In this article, we will familiarize ourselves with the Raman effect and the Compton effect, how they are useful to us, and we will also discuss how they differ from each other.
What is the Raman Effect?
While on a trip to Europe, C.V. Raman observed the striking blue colour of the icebergs and the Mediterranean sea. This inspired his inquisitive mind to understand the reason behind the phenomenon. He carried out an experiment using transparent blocks of ice by making light from a mercury arc lamp shine through them. He documented the spectra observed from shining the light through the ice and detected what would come to be known as the Raman Lines, caused by the Raman effect. The scattering of light by molecules of a medium is known as the Raman effect. The change in the wavelength of light as it enters from one medium to another is what causes the light to scatter. Raman received the Nobel Prize in 1930 for his work on the scattering of light.
Uses of Raman Effect
Raman spectroscopy is used in various fields where the application of microscopic, non-destructive, imaging is necessary. Whether the goal is quantitative or qualitative data, Raman analysis can provide key information swiftly and quickly.

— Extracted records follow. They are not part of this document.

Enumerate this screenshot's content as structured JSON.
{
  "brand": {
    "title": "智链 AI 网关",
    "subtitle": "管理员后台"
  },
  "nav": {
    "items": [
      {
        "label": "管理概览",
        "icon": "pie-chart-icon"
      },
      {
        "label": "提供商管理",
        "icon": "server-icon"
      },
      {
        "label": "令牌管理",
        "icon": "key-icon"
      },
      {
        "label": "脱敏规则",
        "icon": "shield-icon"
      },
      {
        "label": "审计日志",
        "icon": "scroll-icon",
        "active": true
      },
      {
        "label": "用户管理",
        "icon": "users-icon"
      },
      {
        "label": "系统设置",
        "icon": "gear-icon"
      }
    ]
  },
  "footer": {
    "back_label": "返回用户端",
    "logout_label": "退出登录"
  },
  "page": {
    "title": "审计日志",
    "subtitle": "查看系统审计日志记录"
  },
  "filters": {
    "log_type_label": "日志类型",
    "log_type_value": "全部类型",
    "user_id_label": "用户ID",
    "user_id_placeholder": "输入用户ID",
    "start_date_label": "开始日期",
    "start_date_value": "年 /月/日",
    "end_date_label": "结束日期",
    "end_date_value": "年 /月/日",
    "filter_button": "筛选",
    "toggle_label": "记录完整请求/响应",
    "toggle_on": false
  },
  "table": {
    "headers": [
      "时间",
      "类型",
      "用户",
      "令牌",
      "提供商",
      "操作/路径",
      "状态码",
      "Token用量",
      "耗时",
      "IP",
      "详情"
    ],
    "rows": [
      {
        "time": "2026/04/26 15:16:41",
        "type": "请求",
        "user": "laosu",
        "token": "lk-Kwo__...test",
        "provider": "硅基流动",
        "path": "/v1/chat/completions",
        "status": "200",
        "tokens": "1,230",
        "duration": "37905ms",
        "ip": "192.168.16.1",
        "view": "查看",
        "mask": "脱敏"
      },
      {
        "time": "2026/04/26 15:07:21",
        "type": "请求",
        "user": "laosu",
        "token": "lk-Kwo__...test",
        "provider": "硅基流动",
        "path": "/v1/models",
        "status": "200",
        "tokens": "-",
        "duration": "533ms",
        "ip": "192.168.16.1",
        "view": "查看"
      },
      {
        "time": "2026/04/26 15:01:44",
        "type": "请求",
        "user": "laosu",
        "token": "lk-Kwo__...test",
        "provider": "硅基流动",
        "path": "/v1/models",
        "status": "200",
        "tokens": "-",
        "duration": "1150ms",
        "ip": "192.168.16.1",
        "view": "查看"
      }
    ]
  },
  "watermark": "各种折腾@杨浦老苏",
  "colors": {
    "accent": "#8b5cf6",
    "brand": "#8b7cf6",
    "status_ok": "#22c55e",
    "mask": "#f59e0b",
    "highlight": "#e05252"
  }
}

What is the Compton Effect?
When a high-energy photon collides with a target atom or a molecule, loosely bound atoms or electrons are released from the outer shell of the target atom. We call this phenomenon the Compton effect. Compton scattering occurs when an incident x-ray photon is deflected from its original path due to its interaction with an electron. The electron is ejected from its orbital position and this causes the x-ray photon to lose energy but continues to travel through the medium along an altered path. Momentum and energy are conserved during the process.The discovery of the Compton effect is considered important because it demonstrates that light cannot be thought of as a wave purely. The Compton effect was first demonstrated by Arthur Holly Compton in 1923.
Uses of Compton Effect
Compton scattering is of prime importance in radiobiology. It is the most probable interaction of high energy X rays with atomic nuclei in living beings and is applied in radiation therapy.
Raman Effect vs Compton Effect
Now that we have understood what each of these terms means, let us compare them both and understand the difference between them.
|Raman Effect||Compton Effect|
|It is an incoherent scattering||It is an incoherent scattering|
|The frequency shift depends on the scatterer||The frequency shift is independent of the scatterer|
|Wavelengths both higher and lower than the incident wavelength are present||Only wavelengths that are higher than the incident wavelengths represent|
|The elastic and inelastic collision between photon and atom or molecule||The elastic and inelastic collision between atoms and freely or loosely held electrons.|
|Applicable for visible monochromatic light||Applicable for monochromatic x rays|
Hope this article helped you understand the Raman effect and the Compton effect and how they differ from each other.